Ровно и мощно идут бомбардировщики. Потрепали их наши истребители, но, как всегда, не остановили. Сдвинули стервятники свои ряды, заполнив бреши, и — вперед. На Москву. Фюрер повелел сровнять ее с землей. А воля фюрера — воля нации.
— Огонь!
Заговорила басовито лесная поляна, и тут же отвалил десяток пикирующих бомбардировщиков от строя и понесся вниз. Затявкали захлебисто мелкокалиберки, а минуту спустя затарахтели и счетверенные пулеметные установки, кинжаля полосу перед налетчиками. Ухнула одна бомба, другая, и сжался Владлен от мысли, что вот сейчас упадет следующая рядом и — всё. Либо осколок шальной — в висок. Нет, он делал свое, положенное вроде бы исправно, но безотчетно. Он ни разу даже не задал себе вопроса, куда летят его снаряды. Он не видел, были ли сбиты фашистские самолеты другими орудиями или пулеметами — перед его глазами маячили лишь воющие, беспрерывным колесом пикирующие бомбардировщики. Ему слышались лишь разрывы бомб и градный стук врезающихся в землю осколков, хотя стрелял он по высоким самолетам, чтобы остановить их, не пустить дальше, а затем, когда это не удавалось, вдогонку, пока не принимала их на себя следующая противовоздушная полоса.
Бой затихая. Штурмующие позиции зенитчиков бомбардировщики тоже уходили один за другим на запад, на отдых, подгоняемые захлебистым тявканьем малокалиберок, а Богусловский продолжал ждать либо фашистской бомбы, последней, роковой, либо фашистского осколка.
— Все! Шабаш, братцы! Горючки тю-тю у энтих, — громко известил наводчик и еще радостней добавил: — Счастливый вы, товарищ лейтенант: никого из расчета даже не царапнуло! С таким командиром можно…
— Не командир я пока. Бой мимо меня прошел.
Нечасто командиры вот так, от сердца, говорят о себе подчиненным. Хоть трусит иной, но бодрится: храбрец, и все тут. Только разве от бойцов упрячешь бравостью поджатый хвост души?
— Верно, — согласился вполне серьезно наводчик. — Не все ладом выходило у вас. — И вполне искренне поддержал: — Но для первого, скажу честно, боя — больше чем сносно.
— Может быть, может быть… — опустошенно согласился Владлен, не находя сил подняться с сиденья.
Он бы так и сидел, неведомо сколько, не встрепени его сердитый девичий голос:
— Что, братцы-товарищи, мазали? Мы корректируем, а вы — ноль внимания! Приборы, что ли, испортились?

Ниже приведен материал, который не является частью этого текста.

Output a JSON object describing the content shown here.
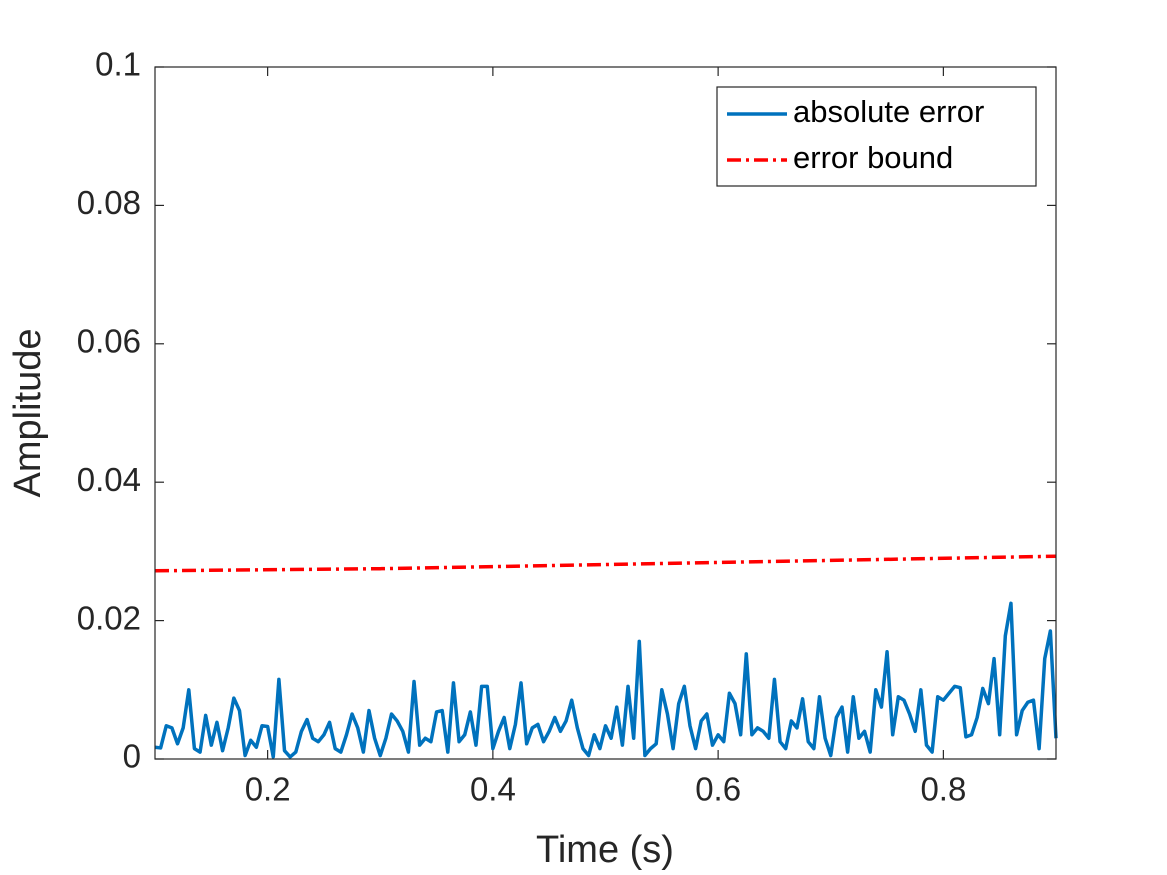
{
  "chart_data": {
    "type": "line",
    "xlabel": "Time (s)",
    "ylabel": "Amplitude",
    "xlim": [
      0.1,
      0.9
    ],
    "ylim": [
      0,
      0.1
    ],
    "xticks": [
      0.2,
      0.4,
      0.6,
      0.8
    ],
    "yticks": [
      0,
      0.02,
      0.04,
      0.06,
      0.08,
      0.1
    ],
    "legend": "northeast",
    "series": [
      {
        "name": "absolute error",
        "color": "#0072BD",
        "style": "solid",
        "x": [
          0.1,
          0.105,
          0.11,
          0.115,
          0.12,
          0.125,
          0.13,
          0.135,
          0.14,
          0.145,
          0.15,
          0.155,
          0.16,
          0.165,
          0.17,
          0.175,
          0.18,
          0.185,
          0.19,
          0.195,
          0.2,
          0.205,
          0.21,
          0.215,
          0.22,
          0.225,
          0.23,
          0.235,
          0.24,
          0.245,
          0.25,
          0.255,
          0.26,
          0.265,
          0.27,
          0.275,
          0.28,
          0.285,
          0.29,
          0.295,
          0.3,
          0.305,
          0.31,
          0.315,
          0.32,
          0.325,
          0.33,
          0.335,
          0.34,
          0.345,
          0.35,
          0.355,
          0.36,
          0.365,
          0.37,
          0.375,
          0.38,
          0.385,
          0.39,
          0.395,
          0.4,
          0.405,
          0.41,
          0.415,
          0.42,
          0.425,
          0.43,
          0.435,
          0.44,
          0.445,
          0.45,
          0.455,
          0.46,
          0.465,
          0.47,
          0.475,
          0.48,
          0.485,
          0.49,
          0.495,
          0.5,
          0.505,
          0.51,
          0.515,
          0.52,
          0.525,
          0.53,
          0.535,
          0.54,
          0.545,
          0.55,
          0.555,
          0.56,
          0.565,
          0.57,
          0.575,
          0.58,
          0.585,
          0.59,
          0.595,
          0.6,
          0.605,
          0.61,
          0.615,
          0.62,
          0.625,
          0.63,
          0.635,
          0.64,
          0.645,
          0.65,
          0.655,
          0.66,
          0.665,
          0.67,
          0.675,
          0.68,
          0.685,
          0.69,
          0.695,
          0.7,
          0.705,
          0.71,
          0.715,
          0.72,
          0.725,
          0.73,
          0.735,
          0.74,
          0.745,
          0.75,
          0.755,
          0.76,
          0.765,
          0.77,
          0.775,
          0.78,
          0.785,
          0.79,
          0.795,
          0.8,
          0.805,
          0.81,
          0.815,
          0.82,
          0.825,
          0.83,
          0.835,
          0.84,
          0.845,
          0.85,
          0.855,
          0.86,
          0.865,
          0.87,
          0.875,
          0.88,
          0.885,
          0.89,
          0.895,
          0.9
        ],
        "values": [
          0.0017,
          0.0016,
          0.0048,
          0.0045,
          0.0022,
          0.0045,
          0.01,
          0.0015,
          0.001,
          0.0063,
          0.002,
          0.0053,
          0.0012,
          0.0045,
          0.0088,
          0.007,
          0.0005,
          0.0027,
          0.0017,
          0.0048,
          0.0047,
          0.0003,
          0.0115,
          0.0012,
          0.0003,
          0.001,
          0.004,
          0.0057,
          0.003,
          0.0025,
          0.0035,
          0.0053,
          0.0015,
          0.001,
          0.0035,
          0.0065,
          0.0045,
          0.001,
          0.007,
          0.003,
          0.0005,
          0.003,
          0.0065,
          0.0055,
          0.004,
          0.001,
          0.0112,
          0.002,
          0.003,
          0.0025,
          0.0068,
          0.007,
          0.001,
          0.011,
          0.0025,
          0.0035,
          0.0068,
          0.002,
          0.0105,
          0.0105,
          0.0015,
          0.004,
          0.006,
          0.0015,
          0.005,
          0.011,
          0.0022,
          0.0045,
          0.005,
          0.0025,
          0.004,
          0.006,
          0.004,
          0.0055,
          0.0085,
          0.0045,
          0.0015,
          0.0005,
          0.0035,
          0.0015,
          0.0048,
          0.003,
          0.0075,
          0.002,
          0.0105,
          0.003,
          0.017,
          0.0005,
          0.0015,
          0.0022,
          0.01,
          0.0065,
          0.0015,
          0.008,
          0.0105,
          0.0048,
          0.0015,
          0.0055,
          0.0065,
          0.002,
          0.0035,
          0.0025,
          0.0095,
          0.008,
          0.0035,
          0.0152,
          0.0035,
          0.0045,
          0.004,
          0.003,
          0.0115,
          0.0025,
          0.0015,
          0.0055,
          0.0045,
          0.0087,
          0.0025,
          0.0015,
          0.009,
          0.003,
          0.0005,
          0.006,
          0.0075,
          0.001,
          0.009,
          0.003,
          0.004,
          0.001,
          0.01,
          0.0075,
          0.0155,
          0.0035,
          0.009,
          0.0085,
          0.0065,
          0.004,
          0.01,
          0.002,
          0.001,
          0.009,
          0.0085,
          0.0095,
          0.0105,
          0.0103,
          0.0032,
          0.0035,
          0.006,
          0.0102,
          0.008,
          0.0145,
          0.0035,
          0.0178,
          0.0225,
          0.0035,
          0.007,
          0.0082,
          0.0085,
          0.0015,
          0.0145,
          0.0185,
          0.003
        ]
      },
      {
        "name": "error bound",
        "color": "#FF0000",
        "style": "dashdot",
        "x": [
          0.1,
          0.3,
          0.5,
          0.7,
          0.9
        ],
        "values": [
          0.0272,
          0.0275,
          0.0281,
          0.0287,
          0.0293
        ]
      }
    ]
  }
}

Владлен увидел вначале глаза. Возмущенные, сердитые, но не злые. Доброта как бы просачивалась через сердитость. И лицо, по-русски пухлощекое, тоже казалось приветливо-радушным. И уж совсем диссонировали с сердитым голосом льняные завитушки, опушком взвихренные по низу легонько сдвинутой набекрень шапки. Особенное же впечатление произвела на Владлена неуловимая элегантность девушки, хотя были на ней грубая стеганка, даже великоватая, такая же грубая синяя юбка до колен, кирзовые сапоги, и все же казенно-бездушная эта одежда не безобразила девушку, которая к тому же держалась очень уверенно.
С любопытством и каким-то непонятным еще самому восторгом смотрел Владлен на девушку, и ему очень не хотелось признаваться ей в трусости, но и кривить душой он тоже не мог. Поколебавшись, признался:
— Наверное, я во всем виноват. Первый раз в бою. Ну и…
Он грустно и виновато улыбался. Не как командир. А как школьник в учительской на разборе поведения.
— Так это вы — наш новый командир? Да?
— Пока нет. Вот когда вы перестанете серчать на мою плохую стрельбу, тогда… А зовут меня Владленом. — Поправился тут же: — Лейтенант Богусловский.
— А я — приборщица. Ефрейтор Чернуцкая. — И добавила: — Лида. Лида Чернуцкая.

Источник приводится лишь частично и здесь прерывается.